Southern Cross Review - May-Jne
Your may-June issue of Southern Cross Review has just been delivered to your cyber mailbox at http://SouthernCrossReview.org
In this issue we offer an exclusive interview with Yanqui Mike, Chairperson of Democrats Abroad in the swing state Argentina huh? Well you never know. Anyway, check it out in the "Editor's Page".
Sometimes the "Letters" section is somewhat skimpy, but not this time lots of interesting stuff.
In "Features" there are two contributions from Mark Twain. One gives a hilarious insight into the complexities of the German language. His War Prayer isn't hilarious at all though, and it is as applicable today as it was when Twain was inspired by the Philippine War. We're trying to be more bilingual nowadays, so the Prayer also appears in Spanish translation. Howard Zinn really takes on governments in his speech about war and terrorism: "governments lie." Mike Ingles reminisces about life from when he was old enough to buy beer (1968) until today, and Gaither Stewart searches for Europe 's soul.

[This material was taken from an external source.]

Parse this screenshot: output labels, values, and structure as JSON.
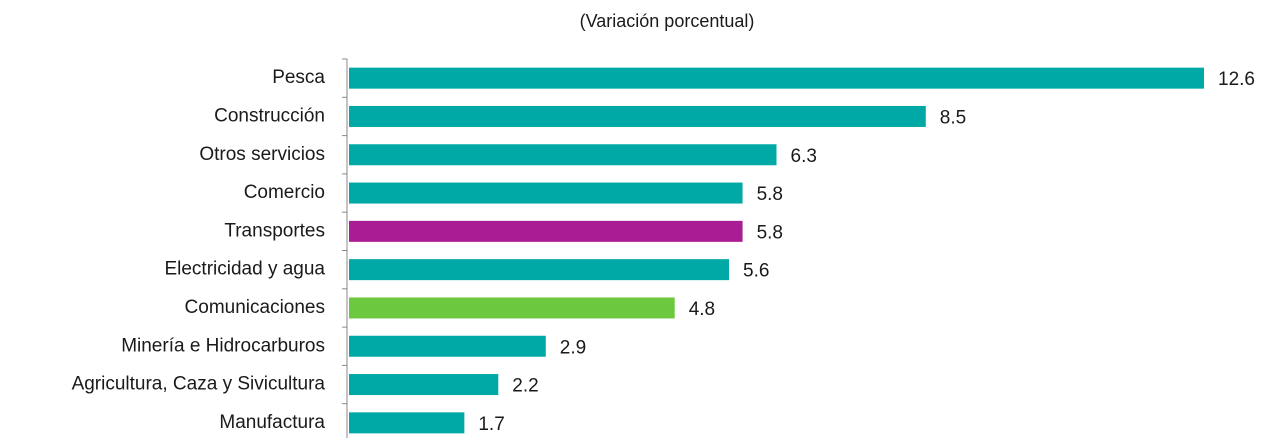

In "Current Events" Tom Engelhardt worries about the descent into madness in Iraq and shows evidence that the Bush government is preparing for wars beyond that one. The title of his article, "Endless War", is chillingly appropriate.
And, if you haven't read it yet, Barack Obama's recent speech on Race in America (inspired by the Rev. Wright brouhaha), please do so now. Steve Talbott follows with his usual acumen, this time about economics.
"Fiction" goes bilingual this month, with Luisa Valenzuela's "Tango" and my "Daddies" ("Papás"). Danny Smitherman's story takes place in an exotic locale indeed: Iran . A new writer for SCR, Sand Rector, also contributes a story about getting along in spite of yourself. Orwell's serialized " 1984" continues.
A second article by John Davy (following up last month's) giving us a clear description of the evolution of world and man from an Anthroposophical point of view, appears in "Science and Philosophy".
Keith Francis's second lecture on Alchemy and Anthroposophy, this time concerning Greek philosophy, is the first link in the "Anthroposophy" section. An excerpt from a Steiner lecture in a series about the Book of Revelation follows, as well as his "Guidelines".
Poetry: ah yes, poetry. We found a Spanish translation of T. S. Eliot's "The Waste Land" on the web, so it accompanies the original English version which is complete with notes. The Indian poet Aajai Theepon sends us some of her politically tinged work with a strong ecological background.
A book review that appeared here several years ago, "The Gnostic Jung", has generated a lot of interest. So it's republished in this issue with some minor changes.